Geometric Series
\sum_{n=1}^\infty 2 (\frac{1}{3})^{n-1}
Converges, this is a geometric with
r=\frac{1}{3}.
\text{Converges to } 3.
\sum_{n=1}^\infty \frac{1}{n}
Diverges. This is the harmonic series. OR, you can say this is a p-series with p=1.
\sum_{n=1}^\infty \frac{ln(n)}{n}
The integral
\int_1^\infty \frac{ln(x)}{x} dx
\text{diverges so by the integral test }
\text{ the series diverges.}
\sum_{n=1}^\infty \frac{3}{\sqrt{n}}
By the LCT with a p-series with p=1/2, this series also diverges.
\sum_{n=1}^\infty \frac{n}{n+1}
The terms of this series go to 1, not 0, so the series diverges.
\sum_{n=1}^\infty (\frac{1}{2})^{1-n}
Diverges. This is a geometric series with r=2.
\sum_{n=1}^\infty \frac{1}{n^{2/3}}
Diverges. This is a p-series with p=2/3, which is less than 1.
\sum_{n=1}^\infty e^{-n}
The integral
\int_1^\infty e^{-x} dx
\text{ converges to } e^{-1}
\text{ so the series also converges.}
\sum_{n=1}^\infty \frac{5}{\sqrt{n^8+n^2-7}
By the LCT with a p-series where p=4, this series also converges.
\sum_{n=1}^\infty \frac{2n^2+\cos^2(n)}{5n^9-8}
By the LCT with a p-series where p=7, this series also converges.

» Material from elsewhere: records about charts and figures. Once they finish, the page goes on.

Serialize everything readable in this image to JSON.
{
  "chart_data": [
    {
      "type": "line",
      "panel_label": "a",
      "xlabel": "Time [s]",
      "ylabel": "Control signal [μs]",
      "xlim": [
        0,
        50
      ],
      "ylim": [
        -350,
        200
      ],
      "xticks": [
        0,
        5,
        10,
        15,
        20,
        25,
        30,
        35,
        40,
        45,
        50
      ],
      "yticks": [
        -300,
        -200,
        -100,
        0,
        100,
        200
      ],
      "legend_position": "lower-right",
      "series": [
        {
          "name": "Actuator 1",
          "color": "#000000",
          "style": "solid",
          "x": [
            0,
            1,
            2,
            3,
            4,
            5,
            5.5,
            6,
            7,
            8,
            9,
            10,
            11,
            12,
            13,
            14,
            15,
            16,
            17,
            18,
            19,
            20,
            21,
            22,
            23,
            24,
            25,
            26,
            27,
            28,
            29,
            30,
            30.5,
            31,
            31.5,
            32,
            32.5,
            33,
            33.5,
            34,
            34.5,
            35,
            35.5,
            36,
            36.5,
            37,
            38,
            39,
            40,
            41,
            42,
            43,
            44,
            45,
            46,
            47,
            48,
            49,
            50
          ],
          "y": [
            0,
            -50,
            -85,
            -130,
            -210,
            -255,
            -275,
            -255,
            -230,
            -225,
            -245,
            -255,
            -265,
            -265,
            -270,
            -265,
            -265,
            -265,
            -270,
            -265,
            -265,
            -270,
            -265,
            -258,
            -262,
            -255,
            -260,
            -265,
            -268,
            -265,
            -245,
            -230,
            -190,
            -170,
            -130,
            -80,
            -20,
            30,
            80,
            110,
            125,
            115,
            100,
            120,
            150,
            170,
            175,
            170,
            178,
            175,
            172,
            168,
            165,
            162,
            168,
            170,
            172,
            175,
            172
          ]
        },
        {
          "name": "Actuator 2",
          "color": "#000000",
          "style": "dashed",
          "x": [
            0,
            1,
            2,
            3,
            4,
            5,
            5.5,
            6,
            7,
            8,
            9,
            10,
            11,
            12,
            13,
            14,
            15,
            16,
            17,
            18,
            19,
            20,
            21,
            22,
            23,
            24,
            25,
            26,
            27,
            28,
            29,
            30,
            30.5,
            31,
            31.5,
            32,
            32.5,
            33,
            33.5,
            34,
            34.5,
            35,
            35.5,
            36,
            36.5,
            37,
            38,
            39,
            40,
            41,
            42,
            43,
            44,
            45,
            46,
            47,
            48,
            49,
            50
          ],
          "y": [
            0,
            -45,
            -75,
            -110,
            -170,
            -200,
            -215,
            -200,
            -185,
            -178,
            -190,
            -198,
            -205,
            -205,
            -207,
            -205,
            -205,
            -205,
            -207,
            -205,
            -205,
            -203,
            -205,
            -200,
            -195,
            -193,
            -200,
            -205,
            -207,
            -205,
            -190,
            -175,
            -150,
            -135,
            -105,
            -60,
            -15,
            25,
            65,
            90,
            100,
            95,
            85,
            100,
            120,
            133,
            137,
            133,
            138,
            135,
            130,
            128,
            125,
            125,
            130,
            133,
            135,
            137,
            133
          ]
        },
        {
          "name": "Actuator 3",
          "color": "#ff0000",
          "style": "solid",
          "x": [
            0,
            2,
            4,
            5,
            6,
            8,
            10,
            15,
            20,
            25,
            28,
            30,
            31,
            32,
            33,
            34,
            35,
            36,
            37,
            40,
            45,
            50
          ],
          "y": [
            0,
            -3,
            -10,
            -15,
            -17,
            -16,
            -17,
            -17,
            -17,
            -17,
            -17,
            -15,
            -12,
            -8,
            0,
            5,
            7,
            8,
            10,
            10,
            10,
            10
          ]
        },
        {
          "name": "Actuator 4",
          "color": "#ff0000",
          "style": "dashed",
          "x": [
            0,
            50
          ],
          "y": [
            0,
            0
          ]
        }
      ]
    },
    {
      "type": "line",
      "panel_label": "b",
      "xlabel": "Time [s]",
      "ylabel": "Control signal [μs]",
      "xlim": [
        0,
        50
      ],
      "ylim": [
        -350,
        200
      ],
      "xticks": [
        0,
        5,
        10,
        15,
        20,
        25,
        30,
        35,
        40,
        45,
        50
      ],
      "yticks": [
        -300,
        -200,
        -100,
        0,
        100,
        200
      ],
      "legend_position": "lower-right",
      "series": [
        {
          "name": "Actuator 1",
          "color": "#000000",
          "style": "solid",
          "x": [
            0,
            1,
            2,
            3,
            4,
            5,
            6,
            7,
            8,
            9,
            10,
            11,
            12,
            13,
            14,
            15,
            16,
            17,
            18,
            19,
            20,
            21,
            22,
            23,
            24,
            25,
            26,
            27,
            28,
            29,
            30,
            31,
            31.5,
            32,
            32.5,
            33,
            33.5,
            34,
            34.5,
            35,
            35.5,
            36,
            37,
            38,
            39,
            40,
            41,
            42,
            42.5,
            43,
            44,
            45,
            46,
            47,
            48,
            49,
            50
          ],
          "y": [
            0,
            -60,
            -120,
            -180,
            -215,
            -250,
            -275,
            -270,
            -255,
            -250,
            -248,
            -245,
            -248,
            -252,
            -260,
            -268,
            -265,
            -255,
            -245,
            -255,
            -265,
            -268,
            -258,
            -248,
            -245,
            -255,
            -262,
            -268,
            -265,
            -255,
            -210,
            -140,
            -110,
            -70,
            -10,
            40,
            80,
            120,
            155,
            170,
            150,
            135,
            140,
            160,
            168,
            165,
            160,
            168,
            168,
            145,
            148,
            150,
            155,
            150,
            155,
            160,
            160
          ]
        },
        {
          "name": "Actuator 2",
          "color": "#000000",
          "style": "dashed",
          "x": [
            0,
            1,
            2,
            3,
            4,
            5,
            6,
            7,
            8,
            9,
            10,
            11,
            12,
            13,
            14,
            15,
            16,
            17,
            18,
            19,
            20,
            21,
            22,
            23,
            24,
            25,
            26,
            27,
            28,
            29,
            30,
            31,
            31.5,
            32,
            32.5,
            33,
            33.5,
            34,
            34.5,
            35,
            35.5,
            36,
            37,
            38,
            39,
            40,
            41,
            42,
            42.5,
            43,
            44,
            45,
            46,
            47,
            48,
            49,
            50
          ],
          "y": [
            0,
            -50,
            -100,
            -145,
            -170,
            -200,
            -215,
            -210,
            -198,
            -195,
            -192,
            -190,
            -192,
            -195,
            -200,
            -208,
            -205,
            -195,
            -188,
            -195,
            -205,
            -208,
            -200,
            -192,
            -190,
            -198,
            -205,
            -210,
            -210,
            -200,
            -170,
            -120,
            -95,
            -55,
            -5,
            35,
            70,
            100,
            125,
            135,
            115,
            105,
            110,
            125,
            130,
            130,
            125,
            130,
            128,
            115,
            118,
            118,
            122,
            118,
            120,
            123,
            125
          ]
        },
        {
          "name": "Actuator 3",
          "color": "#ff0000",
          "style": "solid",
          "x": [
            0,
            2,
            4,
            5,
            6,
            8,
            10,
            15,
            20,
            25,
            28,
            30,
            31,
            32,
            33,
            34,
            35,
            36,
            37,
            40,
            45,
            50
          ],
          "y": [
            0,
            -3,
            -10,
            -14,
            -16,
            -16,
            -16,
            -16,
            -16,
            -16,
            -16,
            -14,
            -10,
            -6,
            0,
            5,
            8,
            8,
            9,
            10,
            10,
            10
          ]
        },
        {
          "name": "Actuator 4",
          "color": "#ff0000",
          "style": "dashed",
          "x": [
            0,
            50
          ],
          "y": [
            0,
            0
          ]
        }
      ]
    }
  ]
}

\sum_{n=1}^\infty (\frac{5}{4})^{2-n}
Converges, this is geometric with r=4/5. This converges to 25/4.
\sum_{n=1}^\infty \frac{1}{\sqrt{n^7}}
Converges. This is a p-series where p=7/2, which is larger than 1.
\sum_{n=\pi}^\infty sin(n)
This diverges because the integral below does not converge to any number.
\int_\pi^\infty sin(x) dx
\sum_{n=1}^\infty (\frac{3n-1}{4n+3})^n
By the LCT with a geometric series with r=3/4, this series also converges.
\sum_{n=0}^\infty \frac{2^{3-n}}{5^{n+4}}
This is a geometric series with r=1/10 and converges to
\frac{\frac{8}{625}}{1-\frac{1}{10}} = \frac{16}{1125}